07 August 2009

Seas incarnadine

The Cove

Crit

I tried to get the author of a book I edited recently to tone down a parallel between the Holocaust and the ongoing slaughter of elephants in Africa. I tried because I know that many readers, perhaps most, will be outraged to the point of rejecting everything the book has to offer if the author clings to a stance that the worst thing humans can do to nonhuman animals has even the remotest equivalency with the worst thing humans have done to other humans.

So I tried to get her to tone it down a bit--tried but mostly failed. And now I'm kinda glad I failed (and also glad that scarcely anyone reads this, so I won't have to fend off angry commentary), because if the bloodfest I just saw--not Hollywood blood but dolphin blood, the footage captured with hidden high-def cameras planted by genuine guerrilla filmmakers--if that had nothing to do with holocaust, then we might as well abandon all pretense to being the planet's most evolved species, or even its smartest. If lancing a corralled dolphin until it spouts red and sinks, then lancing another, and another, and another, until the massacre of trapped animals is complete--if that doesn't merit the most profound censure we can summon, if the savagery that motivates it isn't the equal of that that motivated the sickest SS commandant, then point the way to the Lower Species Consulate, because I'd like to petition for a change in citizenship.

And this will be sort of a hot-button anticlimax, I suppose, but the part of the film that isn't holocaust is slave trade: the dolphins that are killed for food (mercury-rich food, incidentally, much of it falsely labeled as having come from whales) are the ones that aren't handsome enough to attract buyers for all the Sea World clones around the world. These are essentially aquatic circuses, and like terrestrial circuses, they treat their animals like the cash cows they are. The difference between intentional cruelty and good intentions is the difference between the sadistic overseer and the benign slaveowner. And I've come to believe that zoos are only marginally better.
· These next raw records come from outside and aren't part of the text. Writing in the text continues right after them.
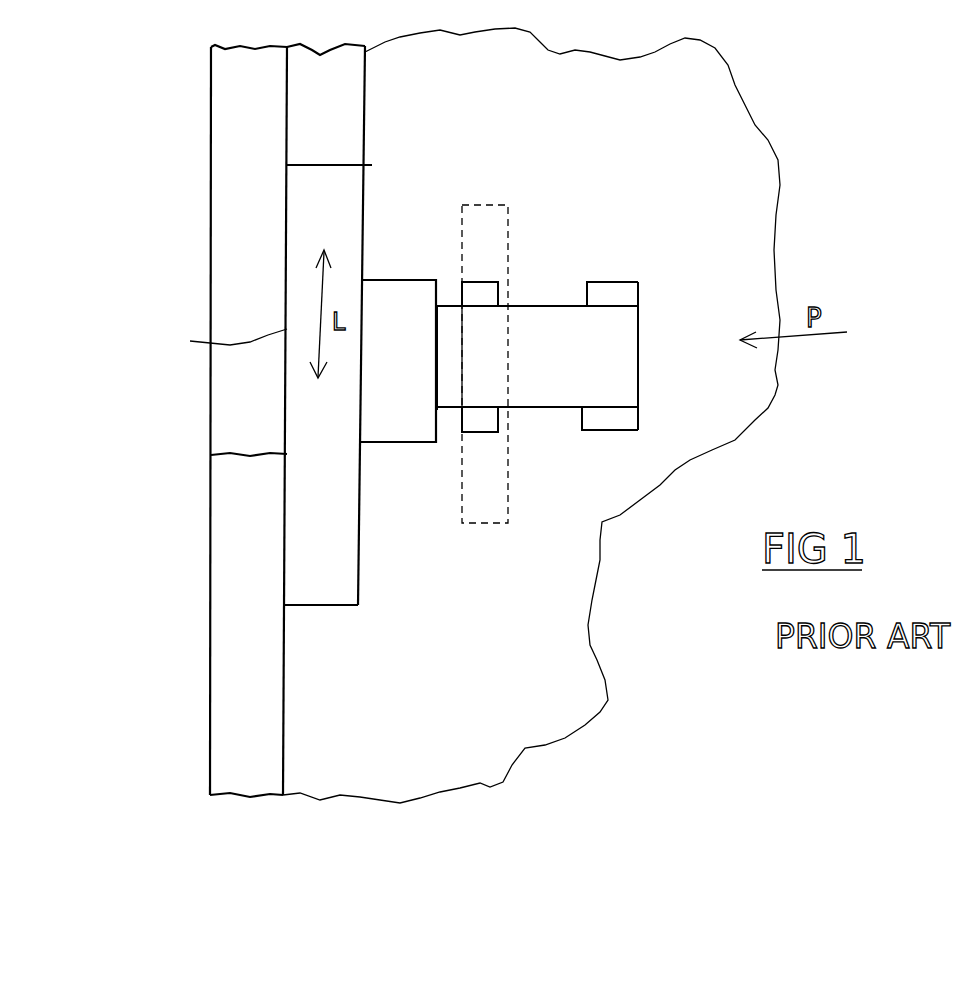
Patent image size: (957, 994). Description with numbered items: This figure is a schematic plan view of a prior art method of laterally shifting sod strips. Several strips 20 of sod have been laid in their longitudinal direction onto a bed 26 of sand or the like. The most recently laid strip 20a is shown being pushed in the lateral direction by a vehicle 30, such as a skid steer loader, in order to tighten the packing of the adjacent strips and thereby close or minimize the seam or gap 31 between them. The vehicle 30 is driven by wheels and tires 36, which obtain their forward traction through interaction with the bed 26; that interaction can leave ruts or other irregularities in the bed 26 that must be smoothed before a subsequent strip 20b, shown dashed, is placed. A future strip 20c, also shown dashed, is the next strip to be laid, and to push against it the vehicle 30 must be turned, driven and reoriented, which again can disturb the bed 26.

The strips of sod 20 is at (228, 165).
The most recently laid strip 20a is at (343, 218).
The subsequent strip 20b is at (497, 514).
The future strip 20c is at (342, 673).
The bed 26 is at (561, 169).
The vehicle 30 is at (640, 345).
The seam or gap 31 is at (216, 332).
The wheels and tires 36 is at (487, 291).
OK, that's my annual quota of preachiness, and then some. I'll just leave you with a link to the Oceanic Preservation Society's website.

Trailers

1 comment:

superweed said...

Thanks for the vivid depiction of the footage that changed your mind. For a strong, careful argument in support of Isaac Bashevis Singer's observation that, in relation to animals, "all men are Nazis," read Charles Patterson's very well researched book, Eternal Treblinka.